# 4 acres open land, new well, septic, driveway, Long term rental



## yrag (Mar 9, 2016)

23 miles from Springfield, MO. State blacktop road frontage. All open and fenced. Was hayed last fall. Soil looks good for gardening, no rocks. This offer won't appeal to alot of people but there might be someone who it just might. It is a long term rent of the property. You supply a mobile home or portable cabin. You can have livestock and pets. Garden as big as you like. No building codes. Just be clean and a nice neighbor.

I have simular property rented and it works well. 

$225 per month. I maintain the well if service is needed. No deposit.


----------



## yrag (Mar 9, 2016)

Land is rented. I can't see how I delete this post.


----------



## andrew3d (Jun 23, 2002)

yrag said:


> Land is rented. I can't see how I delete this post.


Your post offering this was March 9th, and it is already rented.

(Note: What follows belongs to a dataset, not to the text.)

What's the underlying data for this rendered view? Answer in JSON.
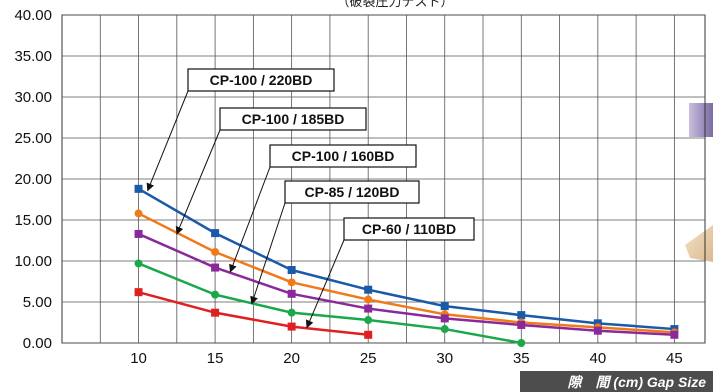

Did you rent it to someone who saw it here? It sounds like a good way to make some idle property pay for the taxes and bring in some extra money.


----------



## yrag (Mar 9, 2016)

It was a local. 

I would rather have a property like this than a house rented. It's not much money but not much investment. Key is location. This place is a few minutes outside a major city in MO. I did a Craigslist and had 3 people interested. First one said they wanted it. And this is before the real estate deal was totally final. But it is now and the place should be ready in 30 days if all goes well. All I maintain is the septic and well and since I'm in the septic and well business that is not a problem.


----------



## TnAndy (Sep 15, 2005)

yrag said:


> Land is rented. I can't see how I delete this post.



Software here doesn't let you change or delete a post after a short period of time. 

Or actually it does, but the owners don't have those switches "on".


----------